Abstract

This study aimed to explore the clinical characteristic and outcomes of inpatients with diabetic foot ulceration (DFU) in 2019 (prelockdown) and 2020 (postlockdown) due to the COVID‐19 pandemic, at an emergency medical service unit. Prediction models for mortality and amputation were developed to describe the risk factors using a machine learning‐based approach.
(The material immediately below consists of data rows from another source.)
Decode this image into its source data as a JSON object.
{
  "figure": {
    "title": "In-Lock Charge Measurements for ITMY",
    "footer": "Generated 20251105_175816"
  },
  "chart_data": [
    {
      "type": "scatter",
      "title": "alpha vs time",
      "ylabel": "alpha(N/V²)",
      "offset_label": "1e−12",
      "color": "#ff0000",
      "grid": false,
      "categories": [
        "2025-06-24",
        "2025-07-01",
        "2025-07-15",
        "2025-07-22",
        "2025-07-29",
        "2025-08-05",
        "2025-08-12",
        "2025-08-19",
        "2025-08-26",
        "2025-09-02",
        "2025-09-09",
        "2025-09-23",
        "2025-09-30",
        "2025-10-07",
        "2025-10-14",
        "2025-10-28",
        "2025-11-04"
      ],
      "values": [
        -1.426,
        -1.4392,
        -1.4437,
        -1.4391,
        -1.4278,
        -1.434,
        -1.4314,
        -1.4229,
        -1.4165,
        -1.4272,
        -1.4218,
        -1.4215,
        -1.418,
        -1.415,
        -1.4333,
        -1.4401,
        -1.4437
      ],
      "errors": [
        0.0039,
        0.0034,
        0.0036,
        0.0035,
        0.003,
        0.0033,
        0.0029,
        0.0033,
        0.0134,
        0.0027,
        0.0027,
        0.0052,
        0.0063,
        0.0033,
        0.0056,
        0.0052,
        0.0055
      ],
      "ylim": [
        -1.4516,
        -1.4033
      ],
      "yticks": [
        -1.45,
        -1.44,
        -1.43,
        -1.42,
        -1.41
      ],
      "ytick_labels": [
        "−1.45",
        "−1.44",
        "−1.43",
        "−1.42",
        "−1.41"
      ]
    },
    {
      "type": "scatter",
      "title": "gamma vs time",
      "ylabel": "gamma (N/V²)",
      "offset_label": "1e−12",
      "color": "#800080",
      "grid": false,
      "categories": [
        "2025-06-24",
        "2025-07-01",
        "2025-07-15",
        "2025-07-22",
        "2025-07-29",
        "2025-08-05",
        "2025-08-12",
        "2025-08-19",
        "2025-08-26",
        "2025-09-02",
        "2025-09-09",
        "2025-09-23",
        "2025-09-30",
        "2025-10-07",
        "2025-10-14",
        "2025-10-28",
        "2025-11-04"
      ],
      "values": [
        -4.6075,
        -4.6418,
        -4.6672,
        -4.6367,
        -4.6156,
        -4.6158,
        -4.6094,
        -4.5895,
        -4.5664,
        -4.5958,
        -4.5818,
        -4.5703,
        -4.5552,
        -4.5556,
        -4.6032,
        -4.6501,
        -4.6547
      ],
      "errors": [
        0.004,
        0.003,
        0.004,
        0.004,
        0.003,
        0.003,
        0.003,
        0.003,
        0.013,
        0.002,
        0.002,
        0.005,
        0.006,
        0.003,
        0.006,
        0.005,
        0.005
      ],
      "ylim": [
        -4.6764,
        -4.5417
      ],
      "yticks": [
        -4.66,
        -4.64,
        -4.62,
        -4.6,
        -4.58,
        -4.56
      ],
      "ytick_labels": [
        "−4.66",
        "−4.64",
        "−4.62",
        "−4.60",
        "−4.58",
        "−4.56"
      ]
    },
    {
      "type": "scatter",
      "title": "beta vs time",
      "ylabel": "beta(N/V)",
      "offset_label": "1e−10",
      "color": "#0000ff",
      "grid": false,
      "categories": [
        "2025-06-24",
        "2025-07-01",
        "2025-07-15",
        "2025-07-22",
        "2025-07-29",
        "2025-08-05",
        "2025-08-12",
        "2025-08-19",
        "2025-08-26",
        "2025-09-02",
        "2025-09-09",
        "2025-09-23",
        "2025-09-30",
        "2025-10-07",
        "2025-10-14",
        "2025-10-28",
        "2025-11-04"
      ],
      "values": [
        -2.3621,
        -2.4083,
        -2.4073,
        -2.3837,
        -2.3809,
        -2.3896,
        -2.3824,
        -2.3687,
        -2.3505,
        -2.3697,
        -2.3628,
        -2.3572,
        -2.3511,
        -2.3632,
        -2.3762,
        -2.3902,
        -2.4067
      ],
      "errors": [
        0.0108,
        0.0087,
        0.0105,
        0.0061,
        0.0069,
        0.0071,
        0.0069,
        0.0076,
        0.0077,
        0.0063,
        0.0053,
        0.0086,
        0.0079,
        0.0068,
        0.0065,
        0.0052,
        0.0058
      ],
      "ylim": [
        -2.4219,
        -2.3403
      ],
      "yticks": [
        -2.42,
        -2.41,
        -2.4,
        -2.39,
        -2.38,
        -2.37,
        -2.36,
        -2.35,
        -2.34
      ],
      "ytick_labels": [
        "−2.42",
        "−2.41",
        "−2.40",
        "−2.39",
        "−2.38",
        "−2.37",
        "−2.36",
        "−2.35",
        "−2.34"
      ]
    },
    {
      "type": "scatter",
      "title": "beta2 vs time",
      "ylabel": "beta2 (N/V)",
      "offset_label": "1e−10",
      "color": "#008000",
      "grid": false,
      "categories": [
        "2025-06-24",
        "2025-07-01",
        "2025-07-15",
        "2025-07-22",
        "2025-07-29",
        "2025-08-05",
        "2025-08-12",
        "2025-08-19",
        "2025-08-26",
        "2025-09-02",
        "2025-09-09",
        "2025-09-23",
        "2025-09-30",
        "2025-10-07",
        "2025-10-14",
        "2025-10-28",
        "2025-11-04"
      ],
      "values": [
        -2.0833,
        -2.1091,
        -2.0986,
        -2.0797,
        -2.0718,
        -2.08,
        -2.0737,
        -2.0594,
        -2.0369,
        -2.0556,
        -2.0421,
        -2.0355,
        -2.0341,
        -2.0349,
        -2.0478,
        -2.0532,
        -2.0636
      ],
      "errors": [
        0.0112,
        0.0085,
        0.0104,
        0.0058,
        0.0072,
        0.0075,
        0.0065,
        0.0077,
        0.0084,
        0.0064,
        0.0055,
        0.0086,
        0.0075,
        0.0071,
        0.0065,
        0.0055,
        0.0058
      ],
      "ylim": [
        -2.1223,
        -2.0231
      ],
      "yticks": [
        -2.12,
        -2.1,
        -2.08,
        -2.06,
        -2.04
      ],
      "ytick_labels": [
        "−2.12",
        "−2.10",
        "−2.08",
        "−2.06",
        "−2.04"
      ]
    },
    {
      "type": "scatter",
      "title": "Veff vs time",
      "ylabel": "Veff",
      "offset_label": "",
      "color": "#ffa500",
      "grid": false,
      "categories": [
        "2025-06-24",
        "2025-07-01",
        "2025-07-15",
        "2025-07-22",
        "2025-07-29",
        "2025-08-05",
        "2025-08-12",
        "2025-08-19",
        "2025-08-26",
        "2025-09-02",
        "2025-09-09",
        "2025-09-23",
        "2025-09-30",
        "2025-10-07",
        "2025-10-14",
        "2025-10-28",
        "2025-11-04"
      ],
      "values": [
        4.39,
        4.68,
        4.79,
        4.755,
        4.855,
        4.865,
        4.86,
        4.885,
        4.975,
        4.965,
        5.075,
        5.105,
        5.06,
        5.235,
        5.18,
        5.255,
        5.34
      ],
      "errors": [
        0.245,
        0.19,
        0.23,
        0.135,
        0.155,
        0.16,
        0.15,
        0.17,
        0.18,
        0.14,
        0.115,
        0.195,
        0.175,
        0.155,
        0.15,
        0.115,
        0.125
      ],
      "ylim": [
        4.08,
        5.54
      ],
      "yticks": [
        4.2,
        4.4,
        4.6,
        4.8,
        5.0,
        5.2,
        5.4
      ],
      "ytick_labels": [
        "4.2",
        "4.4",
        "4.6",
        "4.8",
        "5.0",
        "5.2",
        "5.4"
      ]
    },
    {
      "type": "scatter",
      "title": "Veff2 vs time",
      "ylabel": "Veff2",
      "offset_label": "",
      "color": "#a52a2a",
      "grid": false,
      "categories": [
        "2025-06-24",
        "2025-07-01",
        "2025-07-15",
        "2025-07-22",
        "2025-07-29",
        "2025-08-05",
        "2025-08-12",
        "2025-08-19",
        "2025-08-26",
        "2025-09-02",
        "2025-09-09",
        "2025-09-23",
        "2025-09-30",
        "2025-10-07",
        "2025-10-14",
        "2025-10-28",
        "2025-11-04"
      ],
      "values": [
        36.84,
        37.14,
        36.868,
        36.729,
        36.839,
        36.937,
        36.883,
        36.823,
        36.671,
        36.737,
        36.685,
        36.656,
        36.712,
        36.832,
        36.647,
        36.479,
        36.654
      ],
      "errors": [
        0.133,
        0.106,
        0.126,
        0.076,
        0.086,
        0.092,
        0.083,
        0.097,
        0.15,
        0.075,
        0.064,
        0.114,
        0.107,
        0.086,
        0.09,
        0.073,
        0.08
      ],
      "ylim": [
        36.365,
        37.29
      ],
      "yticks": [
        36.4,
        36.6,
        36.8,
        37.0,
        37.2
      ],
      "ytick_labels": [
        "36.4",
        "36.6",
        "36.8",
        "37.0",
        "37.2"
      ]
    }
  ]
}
Hospitalized DFU patients (N = 23) were recruited after the lockdown in 2020 and matched with corresponding inpatients (N = 23) before lockdown in 2019. Six widely used machine learning models were built and internally validated using 3‐fold cross‐validation to predict the risk of amputation and death in DFU inpatients under the COVID‐19 pandemic. Previous DF ulcers, prehospital delay, and mortality were significantly higher in 2020 compared to 2019. Diabetic foot patients in 2020 had higher hs‐CRP levels (P = .037) but lower hemoglobin levels (P = .017). The extreme gradient boosting (XGBoost) performed best in all models for predicting amputation and mortality with the highest area under the curve (0.86 and 0.94), accuracy (0.80 and 0.90), sensitivity (0.67 and 1.00), and negative predictive value (0.86 and 1.00). A long delay in admission and a higher risk of mortality was observed in patients with DFU who attended the emergency center during the COVID‐19 post lockdown. The XGBoost model can provide evidence‐based risk information for patients with DFU regarding their amputation and mortality. The prediction models would benefit DFU patients during the COVID‐19 pandemic.